As mortal beings unable to see the future, our lives are filled with uncertainty. Risk is defined as "exposure to the chance of injury or loss." Since no one spends their lives in a sealed bubble, completely safe from injury or loss, we all encounter risk. We don't know what injuries or losses we may suffer, so we purchase insurance. An insurance policy is a contract with others that guarantees a covered injury or loss will be indemnified. It requires everyone to contribute a certain amount of money each, called a "premium," to an insurance pool. When a policy owner suffers an injury or loss, funds necessary for indemnification are withdrawn from the pool. This is how risk is transferred to others. The insurance market has created several types of coverage. There is insurance for risks associated with owning and driving an automobile, owning a home, and dying, among others.
The root of the concept of insurance is uncertainty about the future, when there is risk. When someone experiences an unforeseen injury or loss, their insurance protects them from the resulting burden. Most health insurance policies sold today include payments for things that cannot be characterized as risk, the exposure to the chance of injury or loss. Health insurance coverage includes foreseen things like annual checkups and, as I recently experienced, planned pregnancy. This can hardly be defined as insurance. It is more closely related to some type of discount card or club membership benefit. And, as Friedman explained in his article, health-insurance coverage is the equivalent of payments to cut your lawn or change the oil in your car. He also explains why the health-insurance market has evolved this way, that "the states and the federal government have increasingly specified the coverage of insurance for medical care to a detail not common in other areas." I recommend his article for a full explanation of that.

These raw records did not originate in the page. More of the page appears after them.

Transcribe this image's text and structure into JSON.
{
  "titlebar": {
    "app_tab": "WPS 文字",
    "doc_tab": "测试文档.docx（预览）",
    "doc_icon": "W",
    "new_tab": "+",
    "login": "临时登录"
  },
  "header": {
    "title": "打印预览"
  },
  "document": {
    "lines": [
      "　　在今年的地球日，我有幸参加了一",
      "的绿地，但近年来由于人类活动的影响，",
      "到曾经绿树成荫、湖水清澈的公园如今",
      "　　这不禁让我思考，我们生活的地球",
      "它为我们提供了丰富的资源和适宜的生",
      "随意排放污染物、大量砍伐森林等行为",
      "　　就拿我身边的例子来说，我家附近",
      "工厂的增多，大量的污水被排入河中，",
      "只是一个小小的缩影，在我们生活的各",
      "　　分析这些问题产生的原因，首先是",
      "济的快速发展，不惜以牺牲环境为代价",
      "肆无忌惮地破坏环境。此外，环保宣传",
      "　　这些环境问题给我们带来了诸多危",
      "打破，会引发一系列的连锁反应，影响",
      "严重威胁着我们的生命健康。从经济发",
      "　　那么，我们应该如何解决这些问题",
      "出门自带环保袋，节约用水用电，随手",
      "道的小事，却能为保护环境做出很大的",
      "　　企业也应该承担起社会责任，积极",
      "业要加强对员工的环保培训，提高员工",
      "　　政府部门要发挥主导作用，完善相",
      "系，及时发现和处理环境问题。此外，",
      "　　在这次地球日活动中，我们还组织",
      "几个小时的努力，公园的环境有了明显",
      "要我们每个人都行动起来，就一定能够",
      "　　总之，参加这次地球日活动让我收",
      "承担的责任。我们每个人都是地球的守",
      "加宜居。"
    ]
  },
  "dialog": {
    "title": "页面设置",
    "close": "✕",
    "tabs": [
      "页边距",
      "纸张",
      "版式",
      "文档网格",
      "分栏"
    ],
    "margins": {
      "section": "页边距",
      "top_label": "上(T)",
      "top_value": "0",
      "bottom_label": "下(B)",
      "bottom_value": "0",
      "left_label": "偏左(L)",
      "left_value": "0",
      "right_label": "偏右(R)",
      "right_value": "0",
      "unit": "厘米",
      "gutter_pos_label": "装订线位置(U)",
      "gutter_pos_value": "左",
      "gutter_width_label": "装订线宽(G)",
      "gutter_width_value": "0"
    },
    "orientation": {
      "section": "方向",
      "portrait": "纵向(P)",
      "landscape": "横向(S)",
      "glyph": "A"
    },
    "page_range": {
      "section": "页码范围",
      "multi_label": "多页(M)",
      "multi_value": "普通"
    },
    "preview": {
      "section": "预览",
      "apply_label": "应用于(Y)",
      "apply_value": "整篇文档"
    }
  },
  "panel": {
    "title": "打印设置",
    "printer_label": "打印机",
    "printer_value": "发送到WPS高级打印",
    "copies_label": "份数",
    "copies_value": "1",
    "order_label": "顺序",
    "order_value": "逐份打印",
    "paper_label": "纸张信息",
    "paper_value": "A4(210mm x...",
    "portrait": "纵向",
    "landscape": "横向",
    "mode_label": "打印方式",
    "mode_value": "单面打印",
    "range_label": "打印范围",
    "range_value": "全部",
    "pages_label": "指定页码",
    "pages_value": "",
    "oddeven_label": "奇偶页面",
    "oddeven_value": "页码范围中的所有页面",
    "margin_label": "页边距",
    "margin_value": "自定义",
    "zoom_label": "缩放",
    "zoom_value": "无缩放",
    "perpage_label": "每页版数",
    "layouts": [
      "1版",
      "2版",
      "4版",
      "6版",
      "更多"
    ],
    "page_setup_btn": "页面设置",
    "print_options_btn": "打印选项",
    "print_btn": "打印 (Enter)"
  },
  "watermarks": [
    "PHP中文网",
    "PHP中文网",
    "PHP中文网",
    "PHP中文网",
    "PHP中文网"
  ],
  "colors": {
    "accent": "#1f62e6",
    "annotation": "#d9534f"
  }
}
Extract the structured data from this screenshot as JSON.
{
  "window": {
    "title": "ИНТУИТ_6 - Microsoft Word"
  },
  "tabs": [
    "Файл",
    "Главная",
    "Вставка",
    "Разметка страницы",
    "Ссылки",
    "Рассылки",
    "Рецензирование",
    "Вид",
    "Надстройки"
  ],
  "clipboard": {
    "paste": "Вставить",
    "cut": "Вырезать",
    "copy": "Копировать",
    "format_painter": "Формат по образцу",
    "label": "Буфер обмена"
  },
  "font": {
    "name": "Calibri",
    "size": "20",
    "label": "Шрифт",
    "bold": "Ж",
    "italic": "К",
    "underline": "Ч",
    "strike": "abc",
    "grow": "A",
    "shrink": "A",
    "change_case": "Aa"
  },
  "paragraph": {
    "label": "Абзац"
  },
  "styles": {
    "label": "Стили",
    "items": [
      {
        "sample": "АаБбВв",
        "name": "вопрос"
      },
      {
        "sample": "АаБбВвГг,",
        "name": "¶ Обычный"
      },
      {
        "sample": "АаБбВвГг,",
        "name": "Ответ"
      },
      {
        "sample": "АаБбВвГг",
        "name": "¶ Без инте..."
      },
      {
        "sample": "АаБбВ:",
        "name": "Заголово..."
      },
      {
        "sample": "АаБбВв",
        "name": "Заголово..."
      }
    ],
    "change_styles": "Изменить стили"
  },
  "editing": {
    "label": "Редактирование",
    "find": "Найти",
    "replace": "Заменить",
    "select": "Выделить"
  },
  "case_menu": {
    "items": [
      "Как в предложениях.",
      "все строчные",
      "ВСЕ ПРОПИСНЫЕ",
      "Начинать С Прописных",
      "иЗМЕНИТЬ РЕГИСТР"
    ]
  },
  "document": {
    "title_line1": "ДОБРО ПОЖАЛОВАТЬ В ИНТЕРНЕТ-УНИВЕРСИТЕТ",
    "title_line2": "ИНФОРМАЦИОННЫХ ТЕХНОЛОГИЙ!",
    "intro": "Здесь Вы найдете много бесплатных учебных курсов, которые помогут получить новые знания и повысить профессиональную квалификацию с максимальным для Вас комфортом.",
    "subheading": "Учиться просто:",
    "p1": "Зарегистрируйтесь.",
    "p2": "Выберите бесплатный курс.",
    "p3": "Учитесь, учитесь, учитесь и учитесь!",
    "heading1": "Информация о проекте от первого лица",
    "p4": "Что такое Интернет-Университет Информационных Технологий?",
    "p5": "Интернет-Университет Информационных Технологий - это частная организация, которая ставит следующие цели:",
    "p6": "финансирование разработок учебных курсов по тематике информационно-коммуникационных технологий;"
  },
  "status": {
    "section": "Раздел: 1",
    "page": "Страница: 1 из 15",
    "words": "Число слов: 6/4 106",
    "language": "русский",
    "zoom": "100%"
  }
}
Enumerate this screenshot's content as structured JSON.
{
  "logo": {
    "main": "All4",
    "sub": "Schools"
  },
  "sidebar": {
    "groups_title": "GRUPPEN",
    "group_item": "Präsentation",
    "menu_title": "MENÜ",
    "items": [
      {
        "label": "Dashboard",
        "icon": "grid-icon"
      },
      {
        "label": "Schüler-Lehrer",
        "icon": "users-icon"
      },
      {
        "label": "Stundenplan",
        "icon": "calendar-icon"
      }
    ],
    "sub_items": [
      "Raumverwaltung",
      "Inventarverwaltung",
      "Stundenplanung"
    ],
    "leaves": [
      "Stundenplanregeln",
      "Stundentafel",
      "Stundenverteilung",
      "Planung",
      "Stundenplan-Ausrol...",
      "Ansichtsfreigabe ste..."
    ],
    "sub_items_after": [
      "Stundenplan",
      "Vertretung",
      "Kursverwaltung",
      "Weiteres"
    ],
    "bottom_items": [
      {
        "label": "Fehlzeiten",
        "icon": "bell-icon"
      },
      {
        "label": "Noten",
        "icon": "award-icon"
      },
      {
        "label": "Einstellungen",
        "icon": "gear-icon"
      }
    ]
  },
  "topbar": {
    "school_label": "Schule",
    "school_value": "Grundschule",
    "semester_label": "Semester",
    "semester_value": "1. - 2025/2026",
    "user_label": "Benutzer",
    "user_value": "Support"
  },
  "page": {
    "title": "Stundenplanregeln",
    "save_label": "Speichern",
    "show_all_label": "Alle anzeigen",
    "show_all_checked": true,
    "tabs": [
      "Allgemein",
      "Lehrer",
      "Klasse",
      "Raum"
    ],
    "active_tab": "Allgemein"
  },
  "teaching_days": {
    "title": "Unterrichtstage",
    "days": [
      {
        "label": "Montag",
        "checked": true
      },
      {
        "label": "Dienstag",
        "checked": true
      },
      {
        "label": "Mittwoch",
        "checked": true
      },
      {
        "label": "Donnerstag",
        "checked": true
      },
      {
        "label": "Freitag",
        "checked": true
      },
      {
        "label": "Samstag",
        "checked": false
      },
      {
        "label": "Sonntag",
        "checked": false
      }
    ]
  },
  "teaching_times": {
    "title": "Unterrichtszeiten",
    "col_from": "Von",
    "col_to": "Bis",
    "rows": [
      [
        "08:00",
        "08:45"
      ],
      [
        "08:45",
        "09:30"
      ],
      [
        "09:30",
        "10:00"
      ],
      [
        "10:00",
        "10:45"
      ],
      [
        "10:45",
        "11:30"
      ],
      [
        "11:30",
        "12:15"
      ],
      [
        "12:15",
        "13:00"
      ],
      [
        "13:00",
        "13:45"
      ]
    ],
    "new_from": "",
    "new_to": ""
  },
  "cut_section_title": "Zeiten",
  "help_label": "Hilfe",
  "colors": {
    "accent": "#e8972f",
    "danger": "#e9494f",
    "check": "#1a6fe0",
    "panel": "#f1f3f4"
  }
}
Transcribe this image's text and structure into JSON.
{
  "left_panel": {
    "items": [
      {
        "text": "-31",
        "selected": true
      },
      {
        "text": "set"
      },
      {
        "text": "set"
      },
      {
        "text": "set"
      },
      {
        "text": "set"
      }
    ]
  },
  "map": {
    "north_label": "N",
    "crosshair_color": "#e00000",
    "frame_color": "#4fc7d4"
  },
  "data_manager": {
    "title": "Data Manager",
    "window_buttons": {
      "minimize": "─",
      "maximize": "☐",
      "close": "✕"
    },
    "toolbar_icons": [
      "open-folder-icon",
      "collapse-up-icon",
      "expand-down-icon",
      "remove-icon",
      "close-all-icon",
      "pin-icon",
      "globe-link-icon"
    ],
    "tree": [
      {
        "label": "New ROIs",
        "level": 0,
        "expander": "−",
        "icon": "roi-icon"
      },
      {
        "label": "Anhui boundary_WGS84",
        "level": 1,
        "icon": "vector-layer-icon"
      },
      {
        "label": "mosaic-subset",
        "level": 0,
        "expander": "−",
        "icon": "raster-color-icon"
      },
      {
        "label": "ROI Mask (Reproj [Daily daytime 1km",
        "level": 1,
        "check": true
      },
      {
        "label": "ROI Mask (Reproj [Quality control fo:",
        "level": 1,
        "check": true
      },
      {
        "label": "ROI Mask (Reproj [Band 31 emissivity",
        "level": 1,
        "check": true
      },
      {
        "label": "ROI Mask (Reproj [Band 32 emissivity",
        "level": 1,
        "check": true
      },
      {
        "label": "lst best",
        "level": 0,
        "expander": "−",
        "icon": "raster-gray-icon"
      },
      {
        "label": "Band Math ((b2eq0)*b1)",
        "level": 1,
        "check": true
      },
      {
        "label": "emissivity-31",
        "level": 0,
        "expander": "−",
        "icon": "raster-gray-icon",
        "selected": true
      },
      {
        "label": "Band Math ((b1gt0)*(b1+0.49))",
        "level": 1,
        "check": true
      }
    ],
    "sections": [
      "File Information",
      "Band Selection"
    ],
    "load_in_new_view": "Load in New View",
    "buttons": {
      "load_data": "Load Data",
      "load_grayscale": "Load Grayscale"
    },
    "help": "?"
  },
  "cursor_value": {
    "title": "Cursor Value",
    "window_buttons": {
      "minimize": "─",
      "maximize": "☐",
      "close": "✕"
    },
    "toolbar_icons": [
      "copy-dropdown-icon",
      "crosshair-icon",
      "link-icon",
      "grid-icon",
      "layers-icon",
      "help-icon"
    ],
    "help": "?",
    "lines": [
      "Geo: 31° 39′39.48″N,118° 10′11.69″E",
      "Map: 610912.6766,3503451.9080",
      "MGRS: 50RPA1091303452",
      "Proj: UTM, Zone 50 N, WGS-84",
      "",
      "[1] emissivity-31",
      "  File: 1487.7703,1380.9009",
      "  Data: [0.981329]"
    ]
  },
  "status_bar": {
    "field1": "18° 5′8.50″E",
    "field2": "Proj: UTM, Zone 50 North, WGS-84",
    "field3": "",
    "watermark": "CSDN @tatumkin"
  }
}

What Is The Aim of Health-Care Reform?
This brings us to the current attempt in the United States to reform the health-care industry. The goal of reform was explained by President Obama, "It will provide more security and stability to those who have health insurance. It will provide insurance to those who don’t. And it will lower the cost of health care for our families, our businesses, and our government." The various ways promoted by President Obama to accomplish this include: requiring, by law, that everyone purchase health insurance or pay a fine (the homeless too?), provide taxpayer-funded insurance called the "public option," and by making it illegal for health insurance companies to deny coverage based on pre-existing conditions. This is the general scope of health-care reform.
Why Is It About The Re-distribution of Wealth?
Whatever the principled, economic or Constitutional arguments against the version of health-care reform sponsored by President Obama are, it must be understood that it has nothing to do with expanding health insurance coverage, and everything to do with the re-distribution of wealth. Why is that? Understanding the purpose of insurance, to protect ourselves against risk, expanding what the health insurance industry has become has nothing to do with risk. By forcing everyone to purchase insurance, the government is re-distributing wealth to insurance companies. By providing "insurance" through a public option, the government is re-distributing wealth from taxpayers to health-care consumers. And by making it illegal for health insurance companies to deny coverage based on pre-existing conditions, the government is re-distributing wealth from the healthy to the unhealthy. The Socialist (impossible) goal of the equal distribution of wealth is what is being sought. And because it has nothing to do with real insurance, the version of health-care reform sponsored by President Obama can only be a mechanism to re-distribute the wealth owned by everyone in America. Such is the (claimed) goal of Socialism, and such is the goal of socialists.